Suppression of proteolipid protein rescues Pelizaeus-Merzbacher disease
Pelizaeus-Merzbacher disease (PMD) is a rare type of leukodystrophy caused by mutations in the gene PLP1, which contains the instructions for making a cellular protein known as ‘proteolipid protein’. Mutations in PLP1 can occur in a variety of places in the gene, some are linked to the development of severe and fatal form of PMD, and some are linked to a milder form of the disease. Those mutations linked to more serious forms of the disease include ‘substitutions’ (the swapping of a single subunit of DNA for another, erroneous subunit, and ‘copy variations’ (a multiplication of the number of PLP1 copies in a cell). Unusually, researchers have found that when PLP1 is completely absent, PMD manifests in a much milder form, suggesting that attempting to completely suppress PLP1 function may be a viable therapeutic strategy for PMD patients. The scientists involved in this study demonstrated that when the PLP1 gene was completely and permanently deleted in a mouse ‘model’ of human PMD, both nerve function and lifespan were increased. This type of strategy would, at least currently, not be possible to carry out in humans due to the nature of the genetic engineering involved. However, the researchers found that they could administer a type of chemical which decreases PLP1 expression in mice in a way which is currently feasible to carry out in humans. In these mice, increased nerve function was observed, as well as improved motor and respiratory function and lifespan.

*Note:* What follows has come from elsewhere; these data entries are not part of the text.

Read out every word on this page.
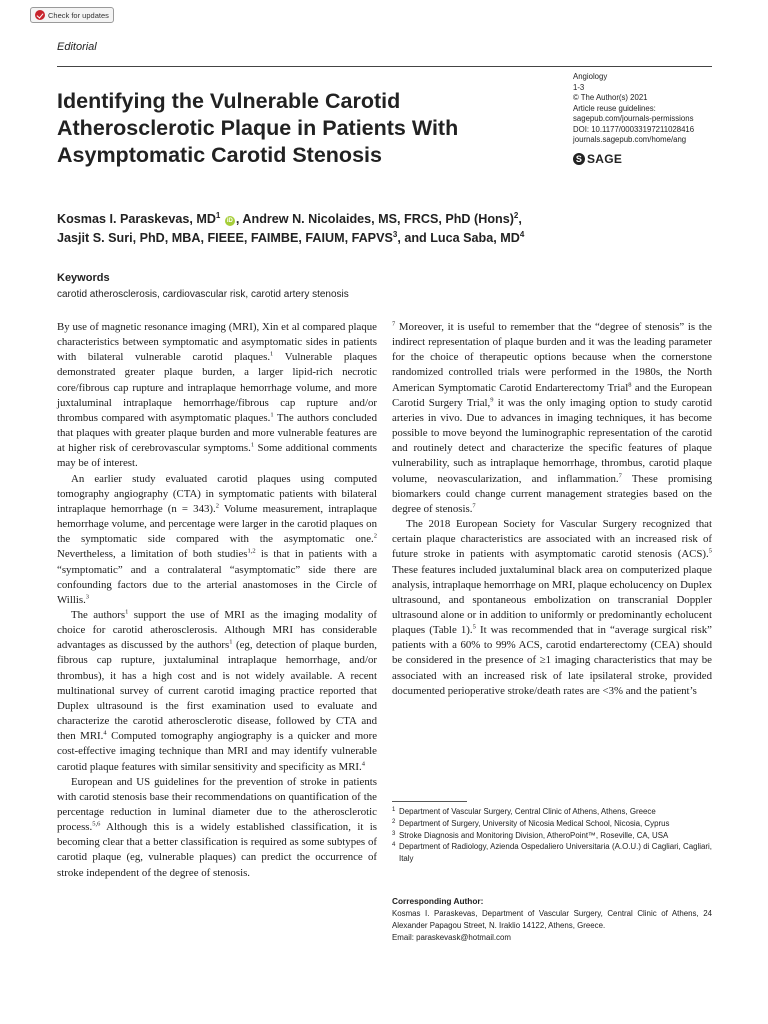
Check for updates
Editorial
Identifying the Vulnerable Carotid Atherosclerotic Plaque in Patients With Asymptomatic Carotid Stenosis
Angiology
1-3
© The Author(s) 2021
Article reuse guidelines:
sagepub.com/journals-permissions
DOI: 10.1177/00033197211028416
journals.sagepub.com/home/ang
S SAGE
Kosmas I. Paraskevas, $MD^1$ iD , Andrew N. Nicolaides, MS, FRCS, PhD (Hons)$^2$,
Jasjit S. Suri, PhD, MBA, FIEEE, FAIMBE, FAIUM, FAPVS$^3$, and Luca Saba, $MD^4$
Keywords
carotid atherosclerosis, cardiovascular risk, carotid artery stenosis

By use of magnetic resonance imaging (MRI), Xin et al compared plaque characteristics between symptomatic and asymptomatic sides in patients with bilateral vulnerable carotid plaques.$^1$ Vulnerable plaques demonstrated greater plaque burden, a larger lipid-rich necrotic core/fibrous cap rupture and intraplaque hemorrhage volume, and more juxtaluminal intraplaque hemorrhage/fibrous cap rupture and/or thrombus compared with asymptomatic plaques.$^1$ The authors concluded that plaques with greater plaque burden and more vulnerable features are at higher risk of cerebrovascular symptoms.$^1$ Some additional comments may be of interest.

An earlier study evaluated carotid plaques using computed tomography angiography (CTA) in symptomatic patients with bilateral intraplaque hemorrhage (n = 343).$^2$ Volume measurement, intraplaque hemorrhage volume, and percentage were larger in the carotid plaques on the symptomatic side compared with the asymptomatic one.$^2$ Nevertheless, a limitation of both studies$^{1,2}$ is that in patients with a “symptomatic” and a contralateral “asymptomatic” side there are confounding factors due to the arterial anastomoses in the Circle of Willis.$^3$

The authors$^1$ support the use of MRI as the imaging modality of choice for carotid atherosclerosis. Although MRI has considerable advantages as discussed by the authors$^1$ (eg, detection of plaque burden, fibrous cap rupture, juxtaluminal intraplaque hemorrhage, and/or thrombus), it has a high cost and is not widely available. A recent multinational survey of current carotid imaging practice reported that Duplex ultrasound is the first examination used to evaluate and characterize the carotid atherosclerotic disease, followed by CTA and then MRI.$^4$ Computed tomography angiography is a quicker and more cost-effective imaging technique than MRI and may identify vulnerable carotid plaque features with similar sensitivity and specificity as MRI.$^4$

European and US guidelines for the prevention of stroke in patients with carotid stenosis base their recommendations on quantification of the percentage reduction in luminal diameter due to the atherosclerotic process.$^{5,6}$ Although this is a widely established classification, it is becoming clear that a better classification is required as some subtypes of carotid plaque (eg, vulnerable plaques) can predict the occurrence of stroke independent of the degree of stenosis.

$^7$ Moreover, it is useful to remember that the “degree of stenosis” is the indirect representation of plaque burden and it was the leading parameter for the choice of therapeutic options because when the cornerstone randomized controlled trials were performed in the 1980s, the North American Symptomatic Carotid Endarterectomy Trial$^8$ and the European Carotid Surgery Trial,$^9$ it was the only imaging option to study carotid arteries in vivo. Due to advances in imaging techniques, it has become possible to move beyond the luminographic representation of the carotid and routinely detect and characterize the specific features of plaque vulnerability, such as intraplaque hemorrhage, thrombus, carotid plaque volume, neovascularization, and inflammation.$^7$ These promising biomarkers could change current management strategies based on the degree of stenosis.$^7$

The 2018 European Society for Vascular Surgery recognized that certain plaque characteristics are associated with an increased risk of future stroke in patients with asymptomatic carotid stenosis (ACS).$^5$ These features included juxtaluminal black area on computerized plaque analysis, intraplaque hemorrhage on MRI, plaque echolucency on Duplex ultrasound, and spontaneous embolization on transcranial Doppler ultrasound alone or in addition to uniformly or predominantly echolucent plaques (Table 1).$^5$ It was recommended that in “average surgical risk” patients with a 60% to 99% ACS, carotid endarterectomy (CEA) should be considered in the presence of ≥1 imaging characteristics that may be associated with an increased risk of late ipsilateral stroke, provided documented perioperative stroke/death rates are <3% and the patient’s

1 Department of Vascular Surgery, Central Clinic of Athens, Athens, Greece
2 Department of Surgery, University of Nicosia Medical School, Nicosia, Cyprus
3 Stroke Diagnosis and Monitoring Division, AtheroPoint™, Roseville, CA, USA
4 Department of Radiology, Azienda Ospedaliero Universitaria (A.O.U.) di Cagliari, Cagliari, Italy
Corresponding Author:
Kosmas I. Paraskevas, Department of Vascular Surgery, Central Clinic of Athens, 24 Alexander Papagou Street, N. Iraklio 14122, Athens, Greece.
Email: paraskevask@hotmail.com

Demonstration that this treatment works, at least in mice, is a promising development not only in the field of PMD research, but also other diseases characterised by nerve cell dysfunction. The authors of this study make clear that further preclinical (laboratory) work will be needed to optimise this potential treatment, but results from work so far has been very promising, as only a single dose of the chemical in question can elicit a significant and sustained improvement in the symptoms being experienced by the PMD mice.